Dean of School of Information and Communication Studies University of Ghana

Personal details
- Alma mater: University of Ghana (B.A.); Brigham Young University (M.A); University of Birmingham (PhD);
- Occupation: Lecturer
- Profession: Professor

= Audrey Gadzekpo =

Ghanaian dean and media practitioner

Professor Audrey Sitsofe Gadzekpo is a Ghanaian media practitioner and dean of the School of Information and Communications Studies at the University of Ghana. She was formerly a Communications Consultant and Lecturer who represented women's groups. She is also a member of the Webster Ghana's advisory board.

== Education ==
She is an Associate professor of Journalism and Media Studies. She attended the University of Birmingham in Britain where she graduated with PhD in Education at the Center for West African Studies. She had her M.A in Communications from Brigham Young University in Utah in USA and her Bachelor of Arts in English from the University of Ghana.

== Career ==
She began her career in 1993. In January 2017, President Nana Akufo-Addo named her as a committee member for the planning of the 60th Independent anniversary of Ghana.

In June 2017, she was among the members of the National Media Commission that were inducted to help pass the Broadcasting and the Right to Information bills into law.

In June 2017, she spoke at the Maiden Edition of Women in PR Ghana Seminar with Dr. Ayokoe Anim-Wright, Cynthia E. Ofori-Dwumfuo and Gifty Bingley.

Her research is primarily geared towards gender, media and governance issues.

In February 2021, she was among an eight-member committee to select a new name for the Film industry in Ghana.

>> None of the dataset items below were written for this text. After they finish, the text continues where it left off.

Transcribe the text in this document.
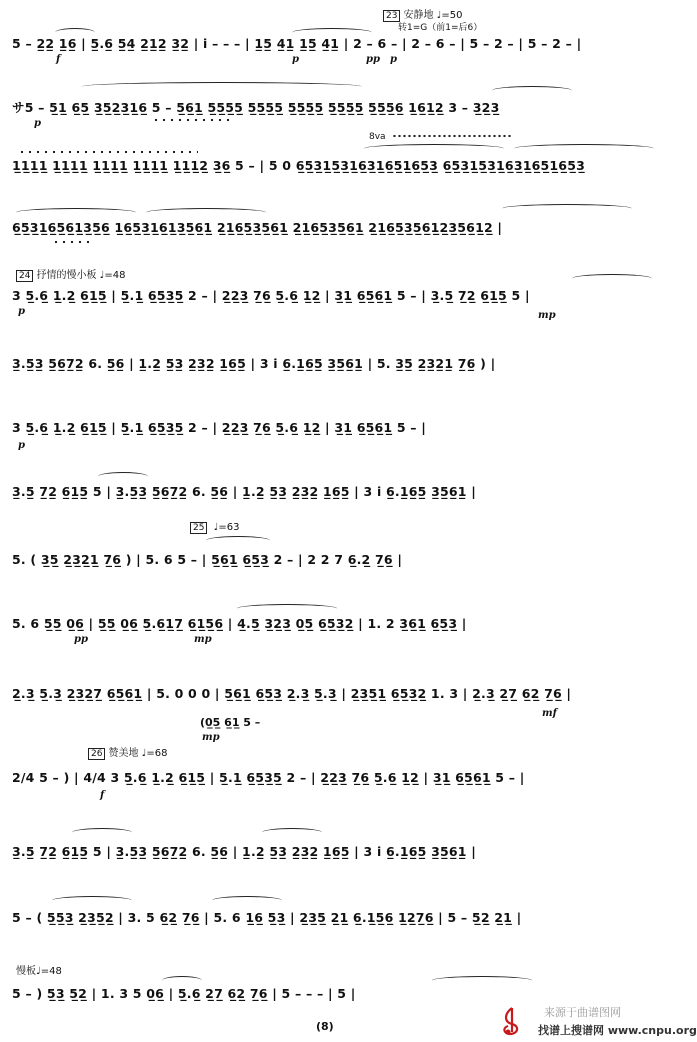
23 安静地 ♩=50
转1=G（前1=后6）
5 – 2̲2̲ 1̲6̲ | 5̲.6̲ 5̲4̲ 2̲1̲2̲ 3̲2̲ | i – – – | 1̲5̲ 4̲1̲ 1̲5̲ 4̲1̲ | 2 – 6 – | 2 – 6 – | 5 – 2 – | 5 – 2 – |
f	p	pp p
サ5 – 5̲1̲ 6̲5̲ 3̲5̲2̲3̲1̲6̲ 5 – 5̲6̲1̲ 5̲5̲5̲5̲ 5̲5̲5̲5̲ 5̲5̲5̲5̲ 5̲5̲5̲5̲ 5̲5̲5̲6̲ 1̲6̲1̲2̲ 3 – 3̲2̲3̲
p
8va
1̲1̲1̲1̲ 1̲1̲1̲1̲ 1̲1̲1̲1̲ 1̲1̲1̲1̲ 1̲1̲1̲2̲ 3̲6̲ 5 – | 5 0 6̲5̲3̲1̲5̲3̲1̲6̲3̲1̲6̲5̲1̲6̲5̲3̲ 6̲5̲3̲1̲5̲3̲1̲6̲3̲1̲6̲5̲1̲6̲5̲3̲
6̲5̲3̲1̲6̲5̲6̲1̲3̲5̲6̲ 1̲6̲5̲3̲1̲6̲1̲3̲5̲6̲1̲ 2̲1̲6̲5̲3̲5̲6̲1̲ 2̲1̲6̲5̲3̲5̲6̲1̲ 2̲1̲6̲5̲3̲5̲6̲1̲2̲3̲5̲6̲1̲2̲ |
24 抒情的慢小板 ♩=48
3 5̲.6̲ 1̲.2̲ 6̲1̲5̲ | 5̲.1̲ 6̲5̲3̲5̲ 2 – | 2̲2̲3̲ 7̲6̲ 5̲.6̲ 1̲2̲ | 3̲1̲ 6̲5̲6̲1̲ 5 – | 3̲.5̲ 7̲2̲ 6̲1̲5̲ 5 |
p	mp
3̲.5̲3̲ 5̲6̲7̲2̲ 6. 5̲6̲ | 1̲.2̲ 5̲3̲ 2̲3̲2̲ 1̲6̲5̲ | 3 i 6̲.1̲6̲5̲ 3̲5̲6̲1̲ | 5. 3̲5̲ 2̲3̲2̲1̲ 7̲6̲ ) |
3 5̲.6̲ 1̲.2̲ 6̲1̲5̲ | 5̲.1̲ 6̲5̲3̲5̲ 2 – | 2̲2̲3̲ 7̲6̲ 5̲.6̲ 1̲2̲ | 3̲1̲ 6̲5̲6̲1̲ 5 – |
p
3̲.5̲ 7̲2̲ 6̲1̲5̲ 5 | 3̲.5̲3̲ 5̲6̲7̲2̲ 6. 5̲6̲ | 1̲.2̲ 5̲3̲ 2̲3̲2̲ 1̲6̲5̲ | 3 i 6̲.1̲6̲5̲ 3̲5̲6̲1̲ |
25 ♩=63
5. ( 3̲5̲ 2̲3̲2̲1̲ 7̲6̲ ) | 5. 6 5 – | 5̲6̲1̲ 6̲5̲3̲ 2 – | 2 2 7 6̲.2̲ 7̲6̲ |
5. 6 5̲5̲ 0̲6̲ | 5̲5̲ 0̲6̲ 5̲.6̲1̲7̲ 6̲1̲5̲6̲ | 4̲.5̲ 3̲2̲3̲ 0̲5̲ 6̲5̲3̲2̲ | 1. 2 3̲6̲1̲ 6̲5̲3̲ |
pp	mp
2̲.3̲ 5̲.3̲ 2̲3̲2̲7̲ 6̲5̲6̲1̲ | 5. 0 0 0 | 5̲6̲1̲ 6̲5̲3̲ 2̲.3̲ 5̲.3̲ | 2̲3̲5̲1̲ 6̲5̲3̲2̲ 1. 3 | 2̲.3̲ 2̲7̲ 6̲2̲ 7̲6̲ |
(0̲5̲ 6̲1̲ 5 –
mp
mf
26 赞美地 ♩=68
2/4 5 – ) | 4/4 3 5̲.6̲ 1̲.2̲ 6̲1̲5̲ | 5̲.1̲ 6̲5̲3̲5̲ 2 – | 2̲2̲3̲ 7̲6̲ 5̲.6̲ 1̲2̲ | 3̲1̲ 6̲5̲6̲1̲ 5 – |
f
3̲.5̲ 7̲2̲ 6̲1̲5̲ 5 | 3̲.5̲3̲ 5̲6̲7̲2̲ 6. 5̲6̲ | 1̲.2̲ 5̲3̲ 2̲3̲2̲ 1̲6̲5̲ | 3 i 6̲.1̲6̲5̲ 3̲5̲6̲1̲ |
5 – ( 5̲5̲3̲ 2̲3̲5̲2̲ | 3. 5 6̲2̲ 7̲6̲ | 5. 6 1̲6̲ 5̲3̲ | 2̲3̲5̲ 2̲1̲ 6̲.1̲5̲6̲ 1̲2̲7̲6̲ | 5 – 5̲2̲ 2̲1̲ |
慢板♩=48
5 – ) 5̲3̲ 5̲2̲ | 1. 3 5 0̲6̲ | 5̲.6̲ 2̲7̲ 6̲2̲ 7̲6̲ | 5 – – – | 5 |
(8)
来源于曲谱图网
找谱上搜谱网 www.cnpu.org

She is currently the Dean of School of Information and Communication Studies at the University of Ghana.

== Personal life ==
She has a daughter called Nubuke Gadzekpo Amoah who is a fellow of the third class of the Africa Leadership Initiative-West Africa and a member of the Aspen Global Leadership Network.

== Awards and honors ==
She was a visiting scholar at Northwestern University in Chicago in USA at the Program of African Studies from September to December 2005.

She was also a Guest Researcher at Nordic Africa Institute in the African Guest Researchers Program in 2012 (Research Cluster ‘Conflict, Security and Democratic Transformation).

In March 2020, she received an award in the 5th Ghana Women of Excellence Awards for her leadership role.

She was paid homage by Anas Aremeyaw Anas for her role in his rise through the undercover journalism in Ghana.